To prove the first part, let $(U,\varphi)$ and $(V,\psi)$ be two charts with $\varphi(U) \subseteq \mathbb{R}^m$ and $\psi(V) \subseteq \mathbb{R}^n$ and suppose that $U \cap V \neq \emptyset$. Then, since $\psi \circ \varphi : \varphi (U \cap V) \rightarrow \psi (U \cap V) $ is a homeomorphism, $m=n$. Now, using this, if $M$ is a connected topological manifold with atlas $\mathcal{A}$, for all charts $(U_{\alpha}, \varphi_{\alpha})\in \mathcal{A}$, $\varphi_{\alpha}(U_{\alpha}) \subseteq \mathbb{R}^n$ and $n$ is constant for all the charts. Am I right?
But I have a problem showing the second part! I think that since every $C^r$ manifold is also a topological manifold, the answer to this question would be trivial! Why do we need "Inverse Function theorem" to answer it??
Any help is appreciated.
Your argument about overlapping chart sets uses invariance of domain: the fact that a homeomorphism between open sets of $\mathbb{R}^m$ and $\mathbb{R}^n$ exists implies $n=m$ is quite non-trivial.

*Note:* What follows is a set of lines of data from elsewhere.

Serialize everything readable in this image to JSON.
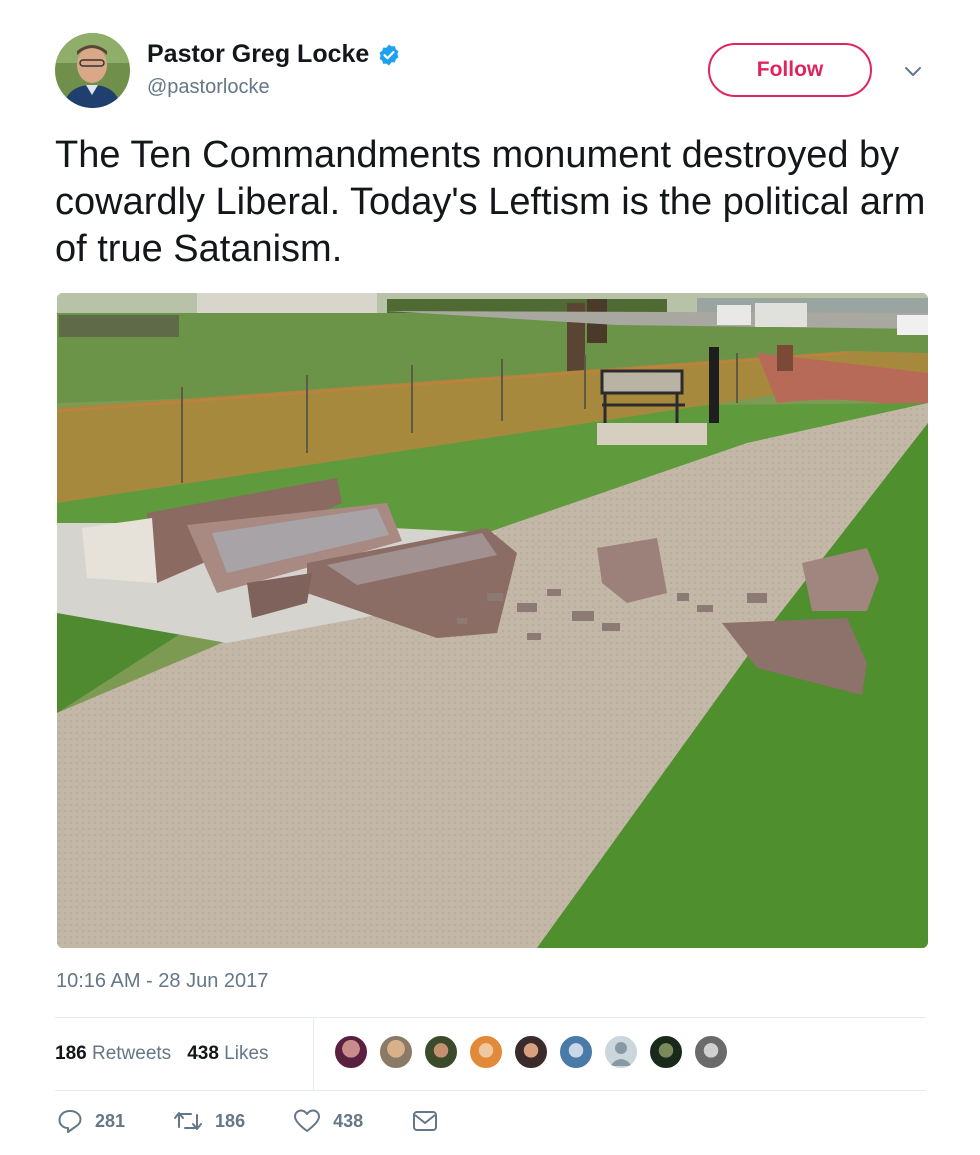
{
  "user": {
    "display_name": "Pastor Greg Locke",
    "handle": "@pastorlocke",
    "verified": true
  },
  "follow_label": "Follow",
  "tweet": {
    "text": "The Ten Commandments monument destroyed by cowardly Liberal. Today's Leftism is the political arm of true Satanism."
  },
  "timestamp": "10:16 AM - 28 Jun 2017",
  "stats": {
    "retweets_count": "186",
    "retweets_label": "Retweets",
    "likes_count": "438",
    "likes_label": "Likes"
  },
  "actions": {
    "replies": "281",
    "retweets": "186",
    "likes": "438"
  },
  "colors": {
    "accent": "#e0245e",
    "verified": "#1da1f2",
    "secondary_text": "#657786",
    "primary_text": "#14171a"
  }
}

It's actually not quite invariance of domain, but the related fact that topological dimension (there are several equivalent definitions for separable metric spaces) is a topological invariant and $\dim(\mathbb{R}^n)=n$ (where $\dim$ is one of those equivalent topological dimension functions; topologically speaking the main fact we need for that is Brouwer's fixed point theorem.) This can be applied for simple topological manifolds, as all we need is homeomorphisms in the charts.

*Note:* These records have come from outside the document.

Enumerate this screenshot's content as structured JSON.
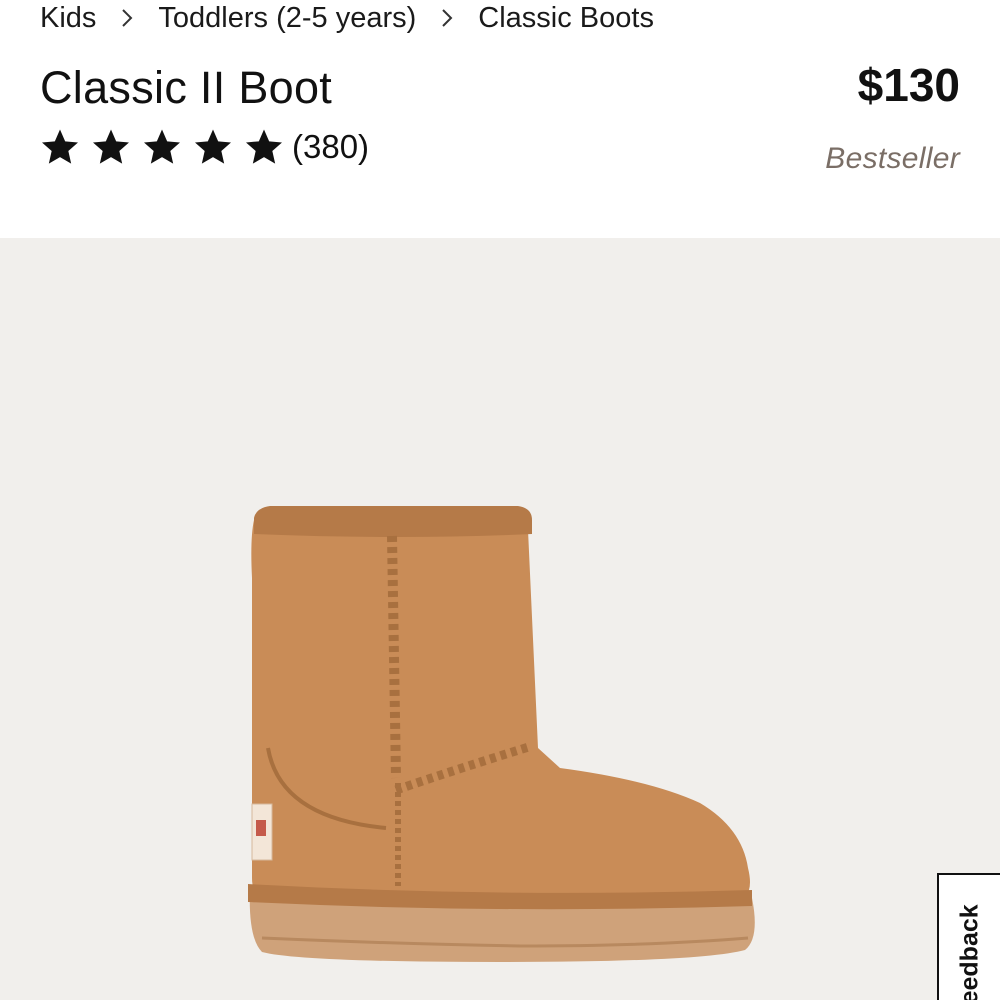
{
  "breadcrumb": [
    {
      "label": "Kids"
    },
    {
      "label": "Toddlers (2-5 years)"
    },
    {
      "label": "Classic Boots"
    }
  ],
  "product": {
    "title": "Classic II Boot",
    "price": "$130",
    "badge": "Bestseller",
    "rating": {
      "stars": 5,
      "max": 5,
      "count_label": "(380)"
    }
  },
  "gallery": {
    "image": "boot-image",
    "color_name_shown": "",
    "boot_color": "#c98c57"
  },
  "feedback": {
    "label": "Feedback"
  },
  "colors": {
    "star": "#111111",
    "badge": "#7a6e66",
    "gallery_bg": "#f1efec"
  }
}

Now the chart open sets of the manifold form an open cover and so if $M$ is connected we can apply the chain characterisation of connectedness to conclude that the local dimension is constant: take any points $x$ of local dimension $m$ and $y$ of local dimension $n$. So there are finitely many chart open sets $U_1, \ldots, U_k$ such that $x \in U_1$, $y \in U_k$ and $U_i \cap U_{i+1} \neq \emptyset$ for all $i \in \{1,\ldots,k-1\}$. By the "overlapping chart sets implies equal dimension" argument you also gave and which is, as said, justified by non-trivial topological results on Euclidean spaces, we conclude that the local dimension of all $U_i$ is $m$: $U_1$ because of $x$, $U_2$ because it intersects $U_1$, $U_3$ because it intersects $U_2$ up to $U_k$ because it intersects $U_{k-1}$ (or make it a finite induction). So $m=n$ because local dimension is well-defined.
For $C^r$ manifolds we don't need the inverse function theorem, we know all charts maps are homeomorphisms by definition (or maybe you need the inverse function theorem to see that if it's not part of the definition?). You just fall back to the fact on topological manifolds.